Your next two tasks are to incorporate Conditional random fields (CRF) to your model. <b>You do not need to use pretrained weight</b>.

Keras already implement a CRF neural model for you. However, you need to use the official extension repository for Keras library, call keras-contrib. You should read about keras-contrib crf layer before attempt this exercise section

### #TODO 4
Use Keras-contrib CRF layer in your model. You should set the layer parameter so it can give the best performance on testing using <b>viterbi algorithm</b>. Your model must use crf for loss function and metric.
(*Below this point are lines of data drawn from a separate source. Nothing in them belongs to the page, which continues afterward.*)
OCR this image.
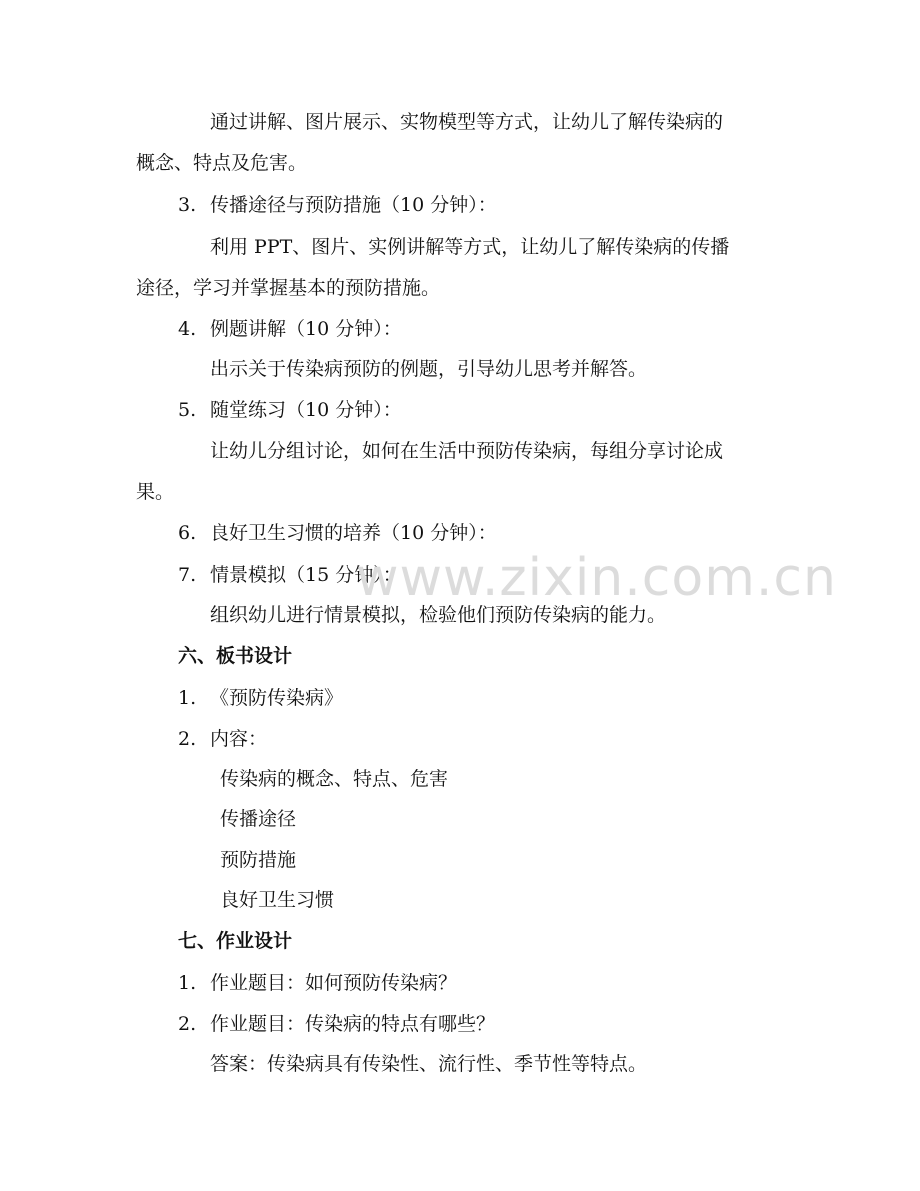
通过讲解、图片展示、实物模型等方式，让幼儿了解传染病的

概念、特点及危害。

3. 传播途径与预防措施（10 分钟）：

利用 PPT、图片、实例讲解等方式，让幼儿了解传染病的传播

途径，学习并掌握基本的预防措施。

4. 例题讲解（10 分钟）：

出示关于传染病预防的例题，引导幼儿思考并解答。

5. 随堂练习（10 分钟）：

让幼儿分组讨论，如何在生活中预防传染病，每组分享讨论成

果。

6. 良好卫生习惯的培养（10 分钟）：
7. 情景模拟（15 分钟）：

组织幼儿进行情景模拟，检验他们预防传染病的能力。

六、板书设计
1. 《预防传染病》
2. 内容：

传染病的概念、特点、危害

传播途径

预防措施

良好卫生习惯

七、作业设计
1. 作业题目：如何预防传染病？
2. 作业题目：传染病的特点有哪些？

答案：传染病具有传染性、流行性、季节性等特点。

www.zixin.com.cn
CRF is quite complex compare to previous example model, so you should train it with more epoch, so it can converge.

To finish this excercise you must train the model and show the evaluation report with this model as shown in the example.

Do not forget to save this model weight.

In [13]:
# Write your code here

In [14]:
from keras.callbacks import ModelCheckpoint
weight_path_viterbi='./weight_model/model_weight_viterbi.h5'
callbacks_list_viterbi = [
        ModelCheckpoint(
            weight_path_viterbi,
            save_best_only=True,
            save_weights_only=True,
            monitor='loss',
            mode='min',
            verbose=1)]
#model_feedforward_nn.fit(x, y, epochs, batch_size, verbose,callbacks=callbacks_list_feedforward_nn,validation_data=(x, y))

In [15]:
n_classes,x_train.shape,len(word_to_idx),n_classes

(48, (18500, 102), 15019, 48)

In [13]:
from keras_contrib.layers import CRF
from keras_contrib.losses import crf_loss
from keras_contrib.metrics import crf_viterbi_accuracy
from keras_contrib.layers.advanced_activations import PELU

In [14]:
model = Sequential()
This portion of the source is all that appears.